O renomado dicionário Priberam da língua portuguesa define “abuso” como “mau uso, uso excessivo, excesso, desmando, desregramento”.
A expressão abuso, assim, não comporta o ato solitário, o agir inédito, a conduta ocasional. Para a caracterização do abuso mister se faz a ação rotineira, a violação sistemática do dever funcional.
E mais do que isso. O ato abusivo não se satisfaz com a culpa. O dolo reiterado é elemento subjetivo indispensável presente na conduta abusiva – recidivante! – do agente. A culpa é casual, fortuita. No abuso o dolo está (sempre) impregnado na vontade livre e deliberada de exceder, sistematicamente, os limites da lei.
Um aluno que durante a aula pede ao professor uma única vez para ir ao banheiro ou beber água não comete nenhum abuso. Aquele que pede cinco vezes a mesma coisa abusa do seu direito. De modo que o comportamento deste último, analisado sob uma ótica universal e global, permite avaliar a abusividade no seu agir. O primeiro deseja a satisfação de uma necessidade fisiológica, o último destruir a aula de seu professor.
Pois bem. A criminalização do agir do agente público sob o rótulo de abuso de autoridade não é diferente.
Um juiz que entende presentes os motivos para a decretação da prisão preventiva de determinada pessoa ou defere uma medida protetiva de urgência da Lei Maria da Penha não comete nenhum abuso de autoridade. Se sua decisão for reformada através da interposição do recurso cabível ou da impetração de habeas corpus o caso foi de interpretação diversa levada a efeito pelo Tribunal.
Agora, se um juiz sistematicamente têm seus decretos de prisão preventiva revistos pelo Tribunal, configurando-se o agir reiterado em desconformidade com a apreciação da lei, aí sim poderá se perquirir e investigar a possível conduta caracterizadora do abuso de autoridade.
Não se pode dissociar a teoria legislativa da prática forense. Uma coisa é a equivocada ou divergente interpretação da lei, outra coisa é o agente inescrupuloso que sistematicamente viola seu dever funcional. O erro, o equívoco, a imperfeição passa anos-luz da definição de abuso. O abuso é mal, o abuso destrói, seu solo é podre, contaminado pela perversão.
Os próprios Tribunais, inclusive os Tribunais Superiores, possuem interpretações divergentes entre suas Câmaras, Turmas e Seções. A ciência do Direito é fluida, plasmável, admite infinitas interpretações.
Cabe aqui lembrar a velha lição de que o juiz não aplica a lei, mas a norma. É a norma que dá vida ao direito a ser aplicado a cada caso concreto. A norma é extraída de todo o ordenamento jurídico, compreendendo-se também os tratados e convenções internacionais vigentes. O juiz é por primazia o extrator único da norma.

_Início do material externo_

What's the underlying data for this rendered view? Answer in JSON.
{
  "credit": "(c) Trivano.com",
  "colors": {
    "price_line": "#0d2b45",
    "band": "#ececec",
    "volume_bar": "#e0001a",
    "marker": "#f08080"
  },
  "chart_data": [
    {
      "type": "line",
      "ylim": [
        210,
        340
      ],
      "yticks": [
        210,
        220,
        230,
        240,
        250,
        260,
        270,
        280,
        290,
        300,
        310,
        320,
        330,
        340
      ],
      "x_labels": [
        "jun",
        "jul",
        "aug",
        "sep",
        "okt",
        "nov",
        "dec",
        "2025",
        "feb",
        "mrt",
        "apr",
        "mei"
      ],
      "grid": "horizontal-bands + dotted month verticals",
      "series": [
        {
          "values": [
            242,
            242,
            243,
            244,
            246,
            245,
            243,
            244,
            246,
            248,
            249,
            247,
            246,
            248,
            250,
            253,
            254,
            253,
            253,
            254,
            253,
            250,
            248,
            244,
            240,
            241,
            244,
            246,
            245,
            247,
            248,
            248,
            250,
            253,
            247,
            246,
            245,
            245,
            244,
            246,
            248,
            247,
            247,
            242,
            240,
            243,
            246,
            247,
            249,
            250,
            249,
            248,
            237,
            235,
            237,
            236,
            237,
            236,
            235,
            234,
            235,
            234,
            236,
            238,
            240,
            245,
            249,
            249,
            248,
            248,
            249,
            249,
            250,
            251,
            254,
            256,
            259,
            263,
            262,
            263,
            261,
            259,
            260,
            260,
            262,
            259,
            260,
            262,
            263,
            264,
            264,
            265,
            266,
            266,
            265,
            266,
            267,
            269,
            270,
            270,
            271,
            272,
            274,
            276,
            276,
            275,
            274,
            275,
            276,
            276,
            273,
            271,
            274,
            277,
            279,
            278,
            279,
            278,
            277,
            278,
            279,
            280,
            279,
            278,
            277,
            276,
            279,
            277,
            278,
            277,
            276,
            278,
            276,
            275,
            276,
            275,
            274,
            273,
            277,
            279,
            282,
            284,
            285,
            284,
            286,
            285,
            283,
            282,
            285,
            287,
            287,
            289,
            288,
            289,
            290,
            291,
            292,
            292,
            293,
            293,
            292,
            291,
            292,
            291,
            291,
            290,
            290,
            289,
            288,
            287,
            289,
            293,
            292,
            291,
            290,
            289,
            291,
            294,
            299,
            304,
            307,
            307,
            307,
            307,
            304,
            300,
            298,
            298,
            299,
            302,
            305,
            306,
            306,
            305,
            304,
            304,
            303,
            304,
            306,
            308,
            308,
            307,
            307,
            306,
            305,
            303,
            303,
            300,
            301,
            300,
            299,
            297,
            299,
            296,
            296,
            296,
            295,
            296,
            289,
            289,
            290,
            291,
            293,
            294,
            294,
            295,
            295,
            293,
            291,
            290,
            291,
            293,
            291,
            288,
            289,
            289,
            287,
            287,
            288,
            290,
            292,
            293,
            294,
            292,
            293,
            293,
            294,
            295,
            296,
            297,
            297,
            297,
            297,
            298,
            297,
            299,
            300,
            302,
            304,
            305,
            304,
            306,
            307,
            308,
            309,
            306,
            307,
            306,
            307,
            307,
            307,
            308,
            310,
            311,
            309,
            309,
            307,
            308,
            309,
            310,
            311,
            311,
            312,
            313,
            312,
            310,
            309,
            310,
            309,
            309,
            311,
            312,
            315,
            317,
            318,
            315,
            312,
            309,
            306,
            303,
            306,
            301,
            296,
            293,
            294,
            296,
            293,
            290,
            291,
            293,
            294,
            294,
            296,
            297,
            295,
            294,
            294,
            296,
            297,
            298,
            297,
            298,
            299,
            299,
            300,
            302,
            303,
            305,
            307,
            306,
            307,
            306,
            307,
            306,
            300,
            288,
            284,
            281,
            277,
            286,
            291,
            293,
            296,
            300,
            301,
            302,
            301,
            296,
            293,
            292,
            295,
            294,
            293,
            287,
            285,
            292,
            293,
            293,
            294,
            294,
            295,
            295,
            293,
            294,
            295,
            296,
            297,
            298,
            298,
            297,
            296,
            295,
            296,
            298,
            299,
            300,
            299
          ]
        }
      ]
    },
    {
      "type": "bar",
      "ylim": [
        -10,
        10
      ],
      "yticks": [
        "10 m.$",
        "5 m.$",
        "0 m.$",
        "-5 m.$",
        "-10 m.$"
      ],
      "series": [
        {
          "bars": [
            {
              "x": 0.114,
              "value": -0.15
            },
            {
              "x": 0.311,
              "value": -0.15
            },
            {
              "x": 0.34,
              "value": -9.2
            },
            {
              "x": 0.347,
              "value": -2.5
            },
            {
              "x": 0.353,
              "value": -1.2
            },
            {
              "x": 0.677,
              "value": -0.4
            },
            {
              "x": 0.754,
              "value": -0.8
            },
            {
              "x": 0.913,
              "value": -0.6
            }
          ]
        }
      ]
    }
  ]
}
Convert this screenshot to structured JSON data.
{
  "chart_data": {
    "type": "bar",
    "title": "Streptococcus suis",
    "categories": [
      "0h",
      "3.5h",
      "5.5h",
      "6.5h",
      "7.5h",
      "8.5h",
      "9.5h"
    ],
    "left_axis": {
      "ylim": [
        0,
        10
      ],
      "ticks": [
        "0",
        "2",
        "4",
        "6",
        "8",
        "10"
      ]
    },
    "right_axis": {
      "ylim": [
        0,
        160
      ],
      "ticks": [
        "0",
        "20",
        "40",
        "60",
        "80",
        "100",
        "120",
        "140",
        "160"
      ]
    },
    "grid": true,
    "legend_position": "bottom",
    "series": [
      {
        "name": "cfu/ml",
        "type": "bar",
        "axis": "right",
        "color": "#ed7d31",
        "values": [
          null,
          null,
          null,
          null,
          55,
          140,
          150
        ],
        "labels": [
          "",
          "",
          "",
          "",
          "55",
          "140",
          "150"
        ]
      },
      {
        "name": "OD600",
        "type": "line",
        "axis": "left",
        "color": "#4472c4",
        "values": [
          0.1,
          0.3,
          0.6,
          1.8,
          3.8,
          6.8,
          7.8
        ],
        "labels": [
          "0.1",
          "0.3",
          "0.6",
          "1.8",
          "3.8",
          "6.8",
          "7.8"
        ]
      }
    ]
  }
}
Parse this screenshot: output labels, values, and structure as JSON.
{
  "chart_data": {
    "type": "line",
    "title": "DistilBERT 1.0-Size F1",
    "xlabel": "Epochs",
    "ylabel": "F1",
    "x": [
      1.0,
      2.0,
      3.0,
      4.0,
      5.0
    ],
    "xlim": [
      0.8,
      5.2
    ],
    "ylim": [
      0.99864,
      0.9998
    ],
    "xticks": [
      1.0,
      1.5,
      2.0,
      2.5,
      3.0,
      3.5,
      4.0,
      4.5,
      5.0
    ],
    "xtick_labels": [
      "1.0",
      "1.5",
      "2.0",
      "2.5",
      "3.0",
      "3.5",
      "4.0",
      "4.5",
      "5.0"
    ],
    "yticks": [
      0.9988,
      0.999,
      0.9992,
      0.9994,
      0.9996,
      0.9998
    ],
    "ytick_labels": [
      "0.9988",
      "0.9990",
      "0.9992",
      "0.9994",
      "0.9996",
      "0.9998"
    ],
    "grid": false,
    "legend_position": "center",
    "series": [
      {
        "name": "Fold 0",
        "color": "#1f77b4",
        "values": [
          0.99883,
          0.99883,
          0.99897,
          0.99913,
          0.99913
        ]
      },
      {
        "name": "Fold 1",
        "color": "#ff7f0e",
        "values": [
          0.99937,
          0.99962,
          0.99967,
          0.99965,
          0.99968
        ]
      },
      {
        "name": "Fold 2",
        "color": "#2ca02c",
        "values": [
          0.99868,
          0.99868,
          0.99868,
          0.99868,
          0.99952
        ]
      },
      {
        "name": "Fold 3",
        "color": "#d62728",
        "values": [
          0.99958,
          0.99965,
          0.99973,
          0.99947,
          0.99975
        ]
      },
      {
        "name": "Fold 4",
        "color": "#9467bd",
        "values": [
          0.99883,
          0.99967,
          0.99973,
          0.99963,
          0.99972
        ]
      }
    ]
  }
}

Percebe-se, assim, que o rol de delitos tipificados no Projeto de Lei do Senado nº 280/2016, que trata do abuso de autoridade, mais se aproxima, ou tenta se aproximar, nas suas elementares dos crimes praticados contra a administração pública e contra a administração da Justiça. Estes se comprazem com a conduta única, com o agir casual, fortuito, que não exclui a antijuridicidade material.
Mas se não há o abuso, leia-se, se não há a conduta reiterada, o agir assíduo em desconformidade com a lei e, ainda, ausente esse propósito no espírito do agente público, estaremos diante em última análise de ato judicial praticado dentro das balizas da independência funcional do juiz, passível de impugnação recursal, que poderá vir a ser ou não reformado pelo Tribunal.
A garantia constitucional da independência funcional desautoriza transformar automaticamente a decisão judicial passível de recurso ou irresignação mediante as ações constitucionais em crime de abuso de autoridade, quando ausente a violação sistemática da legislação, o propósito meticuloso de neutralizar o império da lei.
Não queremos juízes somente em Berlim. Todos somos moleiros de Sans-Souci. Não destruam nossos velhos moinhos, nem nossa esperança.